The kit also includes a 96-page, full-color manual with over 30 experiments that help children (and adults) understand fuel cells. Experiments let users study water decomposition in the fuel cell, the influence of light on electrolysis, and the qualities of a solar cell.
The kit costs about $150 from Thames & Kosmos LLC (thamesandkosmos.com), (401) 683-5535.
Circuits 101 made fun
The Snap Circuits Pro set for kids eight and older builds FM and AM radios, digital voice recorders, burglar alarms, and doorbells. It contains over 75 parts, which are mounted on plastic connectors that snap together, so you don’t need any tools or soldering irons (but you will need four AA batteries). Parts include a voice-recording IC, FM-radio module, analog meter, transformer, relay, and seven-segment LED display. Illustrated instructions show you how to build over 500 projects, plus 73 experiments you can do using a PC.
The Snap Circuit Pro Series costs about $80 from Elenco (www.elenco.com), (847) 541-3800.
The Silverlit PalmZ R/C flying plane, with its 8-in. wingspan and 7-in. length, is small enough to take off from your hand. And its EPP foam components make the wings and fuselage nearly unbreakable under ordinary use, so it’s perfect for kids of all ages. You can crash the plane numerous times without damaging it or the items it happens to run into. (Nevertheless, the manufacturer thoughtfully provides a spare rudder and some repair tape.)
The PalmZ carries a rechargeable lithium battery. It is recharged by hooking it into the remote control which holds four AA cells. A 15-min charge gives about 5 min of flying time.
There’s also an active PalmZ community on the Web, with lots of videos of the plane posted on YouTube, Metacafe, and elsewhere. One reason for its popularity is that the infrared remote works over any of three channels. This lets you fly PalmZ planes in formation, hold races, and so forth. It also seems PalmZ is a popular platform for mods among R/C enthusiasts. For more info, check out reviews of the plane at geardiary.com and good discussions at rcuniverse.com and rcgroups. com.
The PalmZ is for ages eight and up. It goes for about $40 from Silverlit Ltd. (www.silverlit.com).
The Mechanical Rabbit robot kit helps children over 10-years old learn about motors, gears, and linkages while having fun. A colored but clear body and gearbox let them see the inner workings. The semitransparent bright-pink body and gear box are also relatively easy to put together. The only tool you should need is a screwdriver. Inside, motor rpms are slowed in a 16.6:1 gearbox and transferred to the legs via crank plates. Rear legs kick the robot forward in a hopping motion just like the real McCoy. Changing the link rod connection with the crank lets kids choose between four hopping speeds. The rabbit hops best on flat, smooth surfaces.

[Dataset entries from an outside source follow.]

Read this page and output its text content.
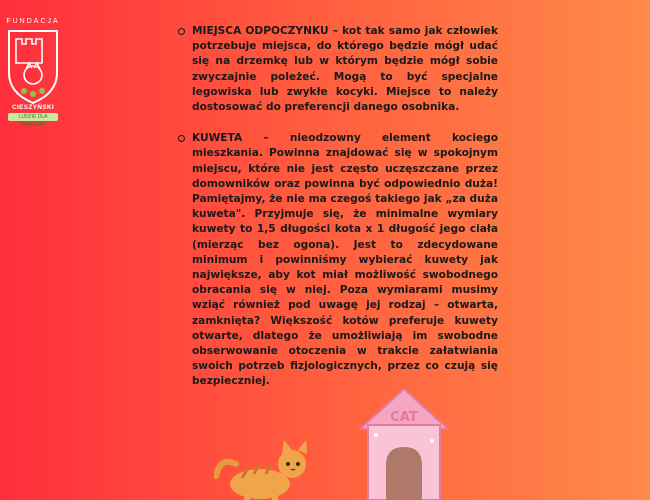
FUNDACJA
CIESZYŃSKI
LUDZIE DLA ZWIERZĄT
MIEJSCA ODPOCZYNKU – kot tak samo jak człowiek potrzebuje miejsca, do którego będzie mógł udać się na drzemkę lub w którym będzie mógł sobie zwyczajnie poleżeć. Mogą to być specjalne legowiska lub zwykłe kocyki. Miejsce to należy dostosować do preferencji danego osobnika.
KUWETA – nieodzowny element kociego mieszkania. Powinna znajdować się w spokojnym miejscu, które nie jest często uczęszczane przez domowników oraz powinna być odpowiednio duża! Pamiętajmy, że nie ma czegoś takiego jak „za duża kuweta". Przyjmuje się, że minimalne wymiary kuwety to 1,5 długości kota x 1 długość jego ciała (mierząc bez ogona). Jest to zdecydowane minimum i powinniśmy wybierać kuwety jak największe, aby kot miał możliwość swobodnego obracania się w niej. Poza wymiarami musimy wziąć również pod uwagę jej rodzaj – otwarta, zamknięta? Większość kotów preferuje kuwety otwarte, dlatego że umożliwiają im swobodne obserwowanie otoczenia w trakcie załatwiania swoich potrzeb fizjologicznych, przez co czują się bezpieczniej.
CAT
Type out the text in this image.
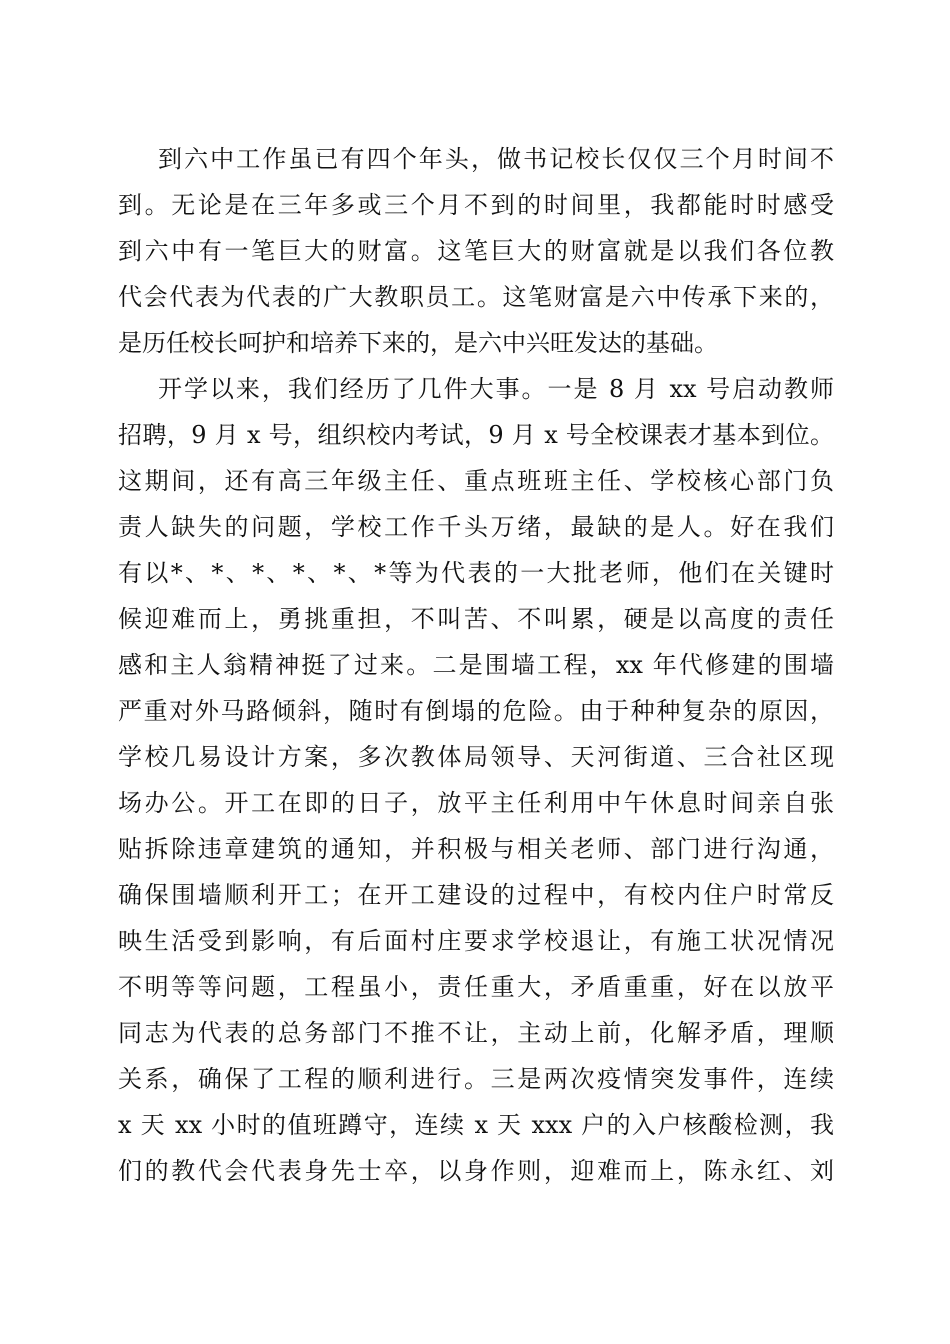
到六中工作虽已有四个年头，做书记校长仅仅三个月时间不
到。无论是在三年多或三个月不到的时间里，我都能时时感受
到六中有一笔巨大的财富。这笔巨大的财富就是以我们各位教
代会代表为代表的广大教职员工。这笔财富是六中传承下来的，
是历任校长呵护和培养下来的，是六中兴旺发达的基础。
开学以来，我们经历了几件大事。一是 8 月 xx 号启动教师
招聘，9 月 x 号，组织校内考试，9 月 x 号全校课表才基本到位。
这期间，还有高三年级主任、重点班班主任、学校核心部门负
责人缺失的问题，学校工作千头万绪，最缺的是人。好在我们
有以*、*、*、*、*、*等为代表的一大批老师，他们在关键时
候迎难而上，勇挑重担，不叫苦、不叫累，硬是以高度的责任
感和主人翁精神挺了过来。二是围墙工程，xx 年代修建的围墙
严重对外马路倾斜，随时有倒塌的危险。由于种种复杂的原因，
学校几易设计方案，多次教体局领导、天河街道、三合社区现
场办公。开工在即的日子，放平主任利用中午休息时间亲自张
贴拆除违章建筑的通知，并积极与相关老师、部门进行沟通，
确保围墙顺利开工；在开工建设的过程中，有校内住户时常反
映生活受到影响，有后面村庄要求学校退让，有施工状况情况
不明等等问题，工程虽小，责任重大，矛盾重重，好在以放平
同志为代表的总务部门不推不让，主动上前，化解矛盾，理顺
关系，确保了工程的顺利进行。三是两次疫情突发事件，连续
x 天 xx 小时的值班蹲守，连续 x 天 xxx 户的入户核酸检测，我
们的教代会代表身先士卒，以身作则，迎难而上，陈永红、刘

The robot is powered by an AAA battery (not included), which helps keep this agile bunny light on it feet. For state-of-the-warren hopping, the motor and battery case are in the front of the body, so most of the weight rests on the front legs. Rollers on the front paws let the rabbit handle the extra load. The rabbit bot is 4.5-in. long, and weighs only 3 oz. (without battery). It comes with guides that attach to both sides of the rabbit so it can be used on Mini 4WD circuits. This lets kids of all ages race it against others. Other kits in the Robocraft Series include walking tigers, pigs, and giraffes, and ostriches.